At the state level in the USA there are at least 40 associations active in promoting aquaculture and commercial fish farming. Such associations are in the states of Alabama, Alaska, Arkansas, California, Florida, Georgia, Kansas, Louisiana, Maine, Michigan, Mississippi, Missouri, Nebraska, New York, Oklahoma, Rhode Island, South Carolina, Texas and Washington. As an example of how many smaller associations there are in the USA (either species oriented or of a regional interest within one state), the state of Alaska, with a total population of only about 500 000, had seven regional aquaculture associations in 1987.

Therefore, at present, about 50 national and state associations serve the aquaculture industry across the USA. By mid-1989, plans will be finalized to establish a "National Aquaculture Association" to represent the entire American fish farming industry. The new association is being set up to provide the US aquaculture industry with a central voice in such matters as water regulations, predator control, foreign imports/competition, and US government legislation and permits.

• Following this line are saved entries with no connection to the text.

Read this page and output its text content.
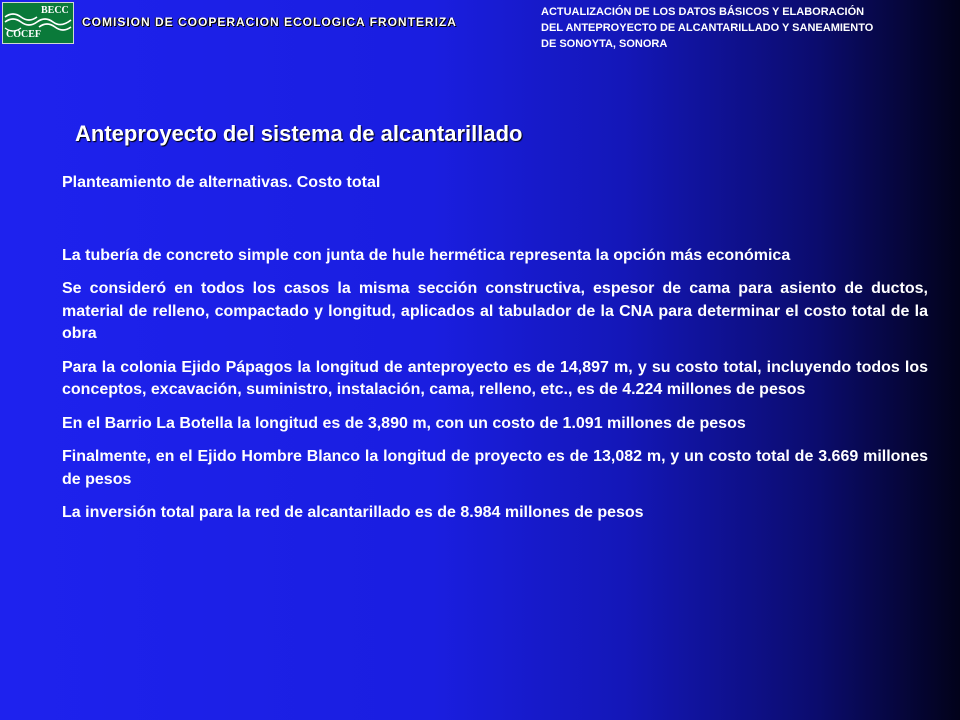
BECC
COCEF
COMISION DE COOPERACION ECOLOGICA FRONTERIZA
ACTUALIZACIÓN DE LOS DATOS BÁSICOS Y ELABORACIÓN
DEL ANTEPROYECTO DE ALCANTARILLADO Y SANEAMIENTO
DE SONOYTA, SONORA
Anteproyecto del sistema de alcantarillado

Planteamiento de alternativas. Costo total

La tubería de concreto simple con junta de hule hermética representa la opción más económica

Se consideró en todos los casos la misma sección constructiva, espesor de cama para asiento de ductos, material de relleno, compactado y longitud, aplicados al tabulador de la CNA para determinar el costo total de la obra

Para la colonia Ejido Pápagos la longitud de anteproyecto es de 14,897 m, y su costo total, incluyendo todos los conceptos, excavación, suministro, instalación, cama, relleno, etc., es de 4.224 millones de pesos

En el Barrio La Botella la longitud es de 3,890 m, con un costo de 1.091 millones de pesos

Finalmente, en el Ejido Hombre Blanco la longitud de proyecto es de 13,082 m, y un costo total de 3.669 millones de pesos

La inversión total para la red de alcantarillado es de 8.984 millones de pesos
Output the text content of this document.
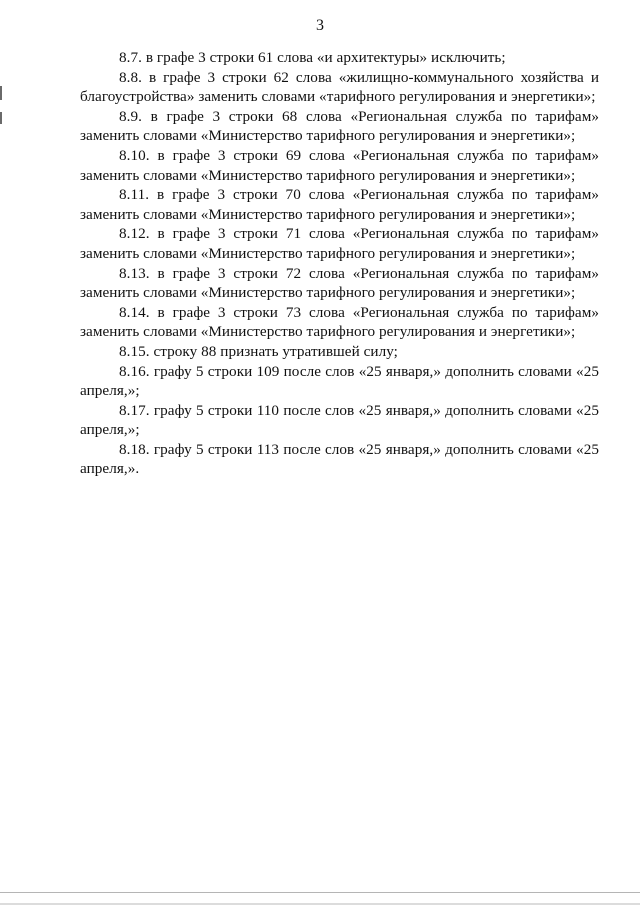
3

8.7. в графе 3 строки 61 слова «и архитектуры» исключить;

8.8. в графе 3 строки 62 слова «жилищно-коммунального хозяйства и благоустройства» заменить словами «тарифного регулирования и энергетики»;

8.9. в графе 3 строки 68 слова «Региональная служба по тарифам» заменить словами «Министерство тарифного регулирования и энергетики»;

8.10. в графе 3 строки 69 слова «Региональная служба по тарифам» заменить словами «Министерство тарифного регулирования и энергетики»;

8.11. в графе 3 строки 70 слова «Региональная служба по тарифам» заменить словами «Министерство тарифного регулирования и энергетики»;

8.12. в графе 3 строки 71 слова «Региональная служба по тарифам» заменить словами «Министерство тарифного регулирования и энергетики»;

8.13. в графе 3 строки 72 слова «Региональная служба по тарифам» заменить словами «Министерство тарифного регулирования и энергетики»;

8.14. в графе 3 строки 73 слова «Региональная служба по тарифам» заменить словами «Министерство тарифного регулирования и энергетики»;

8.15. строку 88 признать утратившей силу;

8.16. графу 5 строки 109 после слов «25 января,» дополнить словами «25 апреля,»;

8.17. графу 5 строки 110 после слов «25 января,» дополнить словами «25 апреля,»;

8.18. графу 5 строки 113 после слов «25 января,» дополнить словами «25 апреля,».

2.6 Financial investment by public and private enterprises

The investment in the plus 100 federal and provincial salmon and trout hatcheries across Canada totals in the hundreds of millions of dollars. In British Columbia alone, as of 1988, the 120 active private salmon farm sites on the provincial coast represented approximately Can.$ 200 million in investments. Sea Farm Canada in New Brunswick, completed in December 1987 as a salmon hatchery/nursery, was constructed at a cost of Can.$ 2.5 million. Also in 1987, a Can.$ 3.5 million tank farm (Sea Springs Farm) for rearing salmon trout was completed in PEI. Government assistance (Can.$ 1.3 million) under the Canada-New Brunswick Economic Regional Development Agreement (ERDA) was provided in 1986 to help a dozen existing Bay of Fundy salmon farmers expand their operations and assist nine new salmon farmers to start their operations. Several other examples of investment programmes specifically targeted at aquaculture include: Prince Edward Island's five-year Can.$ 2.25 million Aquaculture Development Program, Newfoundland's Mussel Culture Incentive Program, and Quebec's recently announced programme to assist aquaculture development.

The Canadian federal government is also investing in the construction of aquaculture research and development facilities, demonstration farms, and university research laboratories. For example, the B.C. Aquaculture Centre is presently being constructed with Can.$ 6 million government funding, as a research and development facility. During 1985 government invested in establishing a Salmonid Demonstration and Development Farm in New Brunswick to meet the needs of the developing salmonid aquaculture industry. In late 1988, construction finished on the University of Guelph's Alma Research Station, which has expanded facilities for research in the fields of fish nutrition, genetics, aquaculture engineering, reproduction and basic physiology.

Investments in aquaculture in the USA in just the past few years total thousands of millions of dollars. In 1983 (National Aquaculture Development Plan) it was calculated that over US$ 100 million was invested in baitfish growing enterprises; more than US$ 400 million in catfish farming; over US$ 100 million in freshwater crawfish; about US$ 25 million in freshwater prawns; about US$ 10 million in largemouth bass cultivation; up to US$ 430 million in trout production; US$ 715 million in capital investment in salmon culture and US$ 20 million for annual operating costs (about one-third of this investment was spent on hatcheries); US$ 50 million for ocean-ranching of salmon; US$ 27 million for pen-rearing operations with salmon; about US$ 44 million for penaeid shrimp culture; millions of dollars for tropical aquarium fish production; and millions invested in production of fry of various fish for stocking/enhancement programmes, to name but a few of the major investments up to 1982.